Is the pressure too low? Then the car is starving for gas at the point it needs it most, when it's cold and it needs the richness to run well (hence why the choke was invented)

Mechanical pumps work well for most people in most situations. I still like it more than electric pumps by far. If you have one and can run it, hook it up and test with it.

To test your electrical pump, start your car for about 10 seconds, then shut it off. That should fill the carb up. Then disconnect your electric pump and wait about an hour or so. Start the car. Does it run fine and smooth (until the carb runs out of fuel)? If so, pressure is likely too high.


Quote:

Besides, why would gas give those symptoms? Starts missing a lot, and you can barely maintain it running, and gradually starts to improve, but it takes at least about 4 minutes to start to work smoothly.


Gas gives those symptoms because it's the fuel that runs the motor, depending on what's wrong with fuel delivery, it can cause anything from sputtering to knocking and pinging to running hot or not running to running lean and burning a hole in a piston. Gas is important so it can affect every system in the car.

Also, you're totally discounting that most carbs have a separate idle circuit, a choke circuit and controls, and float levels that ALL affect how a car runs in the first few minutes vs after it's warm. On a motorcycle, if you read me those symptoms, i'd say your idle circuit is plugged or mis adjusted and your choke isn't working or air is getting passed it. It sounds like a CLASSIC carb problem.


Quote:

Really puzzles me. We will be checking on everything again today, including spark plugs, but I really think there is something else behind the problem. I will post my findings.

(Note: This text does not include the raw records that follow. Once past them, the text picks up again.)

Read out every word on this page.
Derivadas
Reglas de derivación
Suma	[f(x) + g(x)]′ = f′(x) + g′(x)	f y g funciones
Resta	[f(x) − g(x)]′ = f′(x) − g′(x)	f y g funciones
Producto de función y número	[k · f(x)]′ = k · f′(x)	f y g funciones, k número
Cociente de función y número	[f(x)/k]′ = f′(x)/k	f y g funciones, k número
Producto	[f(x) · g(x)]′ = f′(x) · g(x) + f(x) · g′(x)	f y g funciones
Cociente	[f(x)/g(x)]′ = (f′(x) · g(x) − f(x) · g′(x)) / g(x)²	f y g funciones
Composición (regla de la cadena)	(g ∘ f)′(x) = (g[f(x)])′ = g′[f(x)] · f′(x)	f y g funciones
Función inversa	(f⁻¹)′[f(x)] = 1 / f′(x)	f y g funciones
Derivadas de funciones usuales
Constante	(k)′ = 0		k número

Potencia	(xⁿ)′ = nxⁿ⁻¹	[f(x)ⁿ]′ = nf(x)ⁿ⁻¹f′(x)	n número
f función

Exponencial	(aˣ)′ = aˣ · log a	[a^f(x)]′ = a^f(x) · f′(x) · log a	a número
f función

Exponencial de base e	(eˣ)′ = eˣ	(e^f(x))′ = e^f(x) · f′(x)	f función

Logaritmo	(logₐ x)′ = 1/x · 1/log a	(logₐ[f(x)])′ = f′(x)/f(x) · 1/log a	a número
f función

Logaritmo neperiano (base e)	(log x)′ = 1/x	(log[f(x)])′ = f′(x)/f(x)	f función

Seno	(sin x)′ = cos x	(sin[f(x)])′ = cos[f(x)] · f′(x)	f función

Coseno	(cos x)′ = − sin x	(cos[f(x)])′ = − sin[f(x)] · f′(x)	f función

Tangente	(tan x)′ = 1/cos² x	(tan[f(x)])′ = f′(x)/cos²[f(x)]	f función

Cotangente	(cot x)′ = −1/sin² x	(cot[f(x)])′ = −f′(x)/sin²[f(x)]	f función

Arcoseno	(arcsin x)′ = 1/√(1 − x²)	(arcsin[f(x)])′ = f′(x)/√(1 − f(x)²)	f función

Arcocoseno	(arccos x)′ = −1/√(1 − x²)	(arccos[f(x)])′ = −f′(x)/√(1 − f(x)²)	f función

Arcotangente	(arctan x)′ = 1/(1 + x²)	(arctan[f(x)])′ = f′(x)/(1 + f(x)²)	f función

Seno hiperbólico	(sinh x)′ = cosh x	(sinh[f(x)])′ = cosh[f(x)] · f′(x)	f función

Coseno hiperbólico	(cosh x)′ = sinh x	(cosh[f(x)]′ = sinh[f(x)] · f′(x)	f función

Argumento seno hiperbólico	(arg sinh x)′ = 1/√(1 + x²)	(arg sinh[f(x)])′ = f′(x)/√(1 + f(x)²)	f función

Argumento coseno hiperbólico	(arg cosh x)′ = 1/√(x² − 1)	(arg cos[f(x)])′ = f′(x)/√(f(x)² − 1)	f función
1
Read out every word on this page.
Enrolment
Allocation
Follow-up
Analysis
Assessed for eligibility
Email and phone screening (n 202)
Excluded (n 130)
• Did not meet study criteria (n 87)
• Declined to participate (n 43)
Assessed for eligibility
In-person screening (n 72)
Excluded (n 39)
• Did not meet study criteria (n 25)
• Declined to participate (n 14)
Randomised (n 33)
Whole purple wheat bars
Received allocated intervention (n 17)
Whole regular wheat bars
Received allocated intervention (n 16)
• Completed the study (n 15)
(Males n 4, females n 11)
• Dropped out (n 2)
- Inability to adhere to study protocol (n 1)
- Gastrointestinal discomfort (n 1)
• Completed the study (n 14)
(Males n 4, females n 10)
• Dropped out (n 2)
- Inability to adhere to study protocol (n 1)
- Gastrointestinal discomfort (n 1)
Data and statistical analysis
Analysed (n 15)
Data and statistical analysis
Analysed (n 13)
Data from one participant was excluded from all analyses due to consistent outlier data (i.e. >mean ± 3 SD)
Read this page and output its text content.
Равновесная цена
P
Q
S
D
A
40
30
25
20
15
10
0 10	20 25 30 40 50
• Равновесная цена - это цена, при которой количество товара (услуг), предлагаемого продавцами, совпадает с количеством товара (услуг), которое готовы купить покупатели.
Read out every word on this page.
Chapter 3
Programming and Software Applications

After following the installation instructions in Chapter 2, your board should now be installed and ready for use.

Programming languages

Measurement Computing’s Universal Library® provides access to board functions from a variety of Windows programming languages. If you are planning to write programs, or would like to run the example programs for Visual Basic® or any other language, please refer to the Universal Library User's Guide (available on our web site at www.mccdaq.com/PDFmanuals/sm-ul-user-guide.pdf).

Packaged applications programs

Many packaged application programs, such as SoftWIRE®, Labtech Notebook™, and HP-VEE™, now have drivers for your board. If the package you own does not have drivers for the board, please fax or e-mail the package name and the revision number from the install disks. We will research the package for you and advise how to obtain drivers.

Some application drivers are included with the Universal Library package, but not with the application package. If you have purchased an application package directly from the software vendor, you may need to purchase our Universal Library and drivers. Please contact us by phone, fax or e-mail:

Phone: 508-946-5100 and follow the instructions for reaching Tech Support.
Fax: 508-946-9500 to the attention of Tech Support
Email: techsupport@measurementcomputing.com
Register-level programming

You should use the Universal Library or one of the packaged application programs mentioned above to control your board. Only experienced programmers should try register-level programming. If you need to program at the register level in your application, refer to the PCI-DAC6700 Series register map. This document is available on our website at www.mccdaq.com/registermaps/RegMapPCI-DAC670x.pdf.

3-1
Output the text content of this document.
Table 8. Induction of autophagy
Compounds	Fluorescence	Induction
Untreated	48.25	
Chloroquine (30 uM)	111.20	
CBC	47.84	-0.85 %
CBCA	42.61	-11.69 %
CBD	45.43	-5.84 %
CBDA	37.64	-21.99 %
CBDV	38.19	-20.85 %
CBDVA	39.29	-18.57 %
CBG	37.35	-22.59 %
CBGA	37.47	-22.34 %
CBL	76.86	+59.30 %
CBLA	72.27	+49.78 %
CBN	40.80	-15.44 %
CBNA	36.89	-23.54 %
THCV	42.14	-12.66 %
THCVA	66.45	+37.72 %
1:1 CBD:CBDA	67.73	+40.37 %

It's not ignition related. Spark plugs don't spark more warm vs cold. If the car fires while you're rolling it over and when you stop operating the starter, does not instantly get better, then it's not ignition. When the starting is running and draining voltage from the system, that's the weakest your ignition system will be, and yours is ok at that point.

Like you said, there is something else behind the problem though. The carb. (or related...manifold, vacuum lines, etc.) Just like the above gentlemen said.




If i thought i had a lifter/cam/motor problem and some wise gentlemen told me it's likely a carb and i knew that, worst case, a professional would charge me $200 or i could do my best to fix it for less, i'd have $200 out SO FAST the paper would catch fire on its way from my hand to his. The carb being an issue is good news, not bad.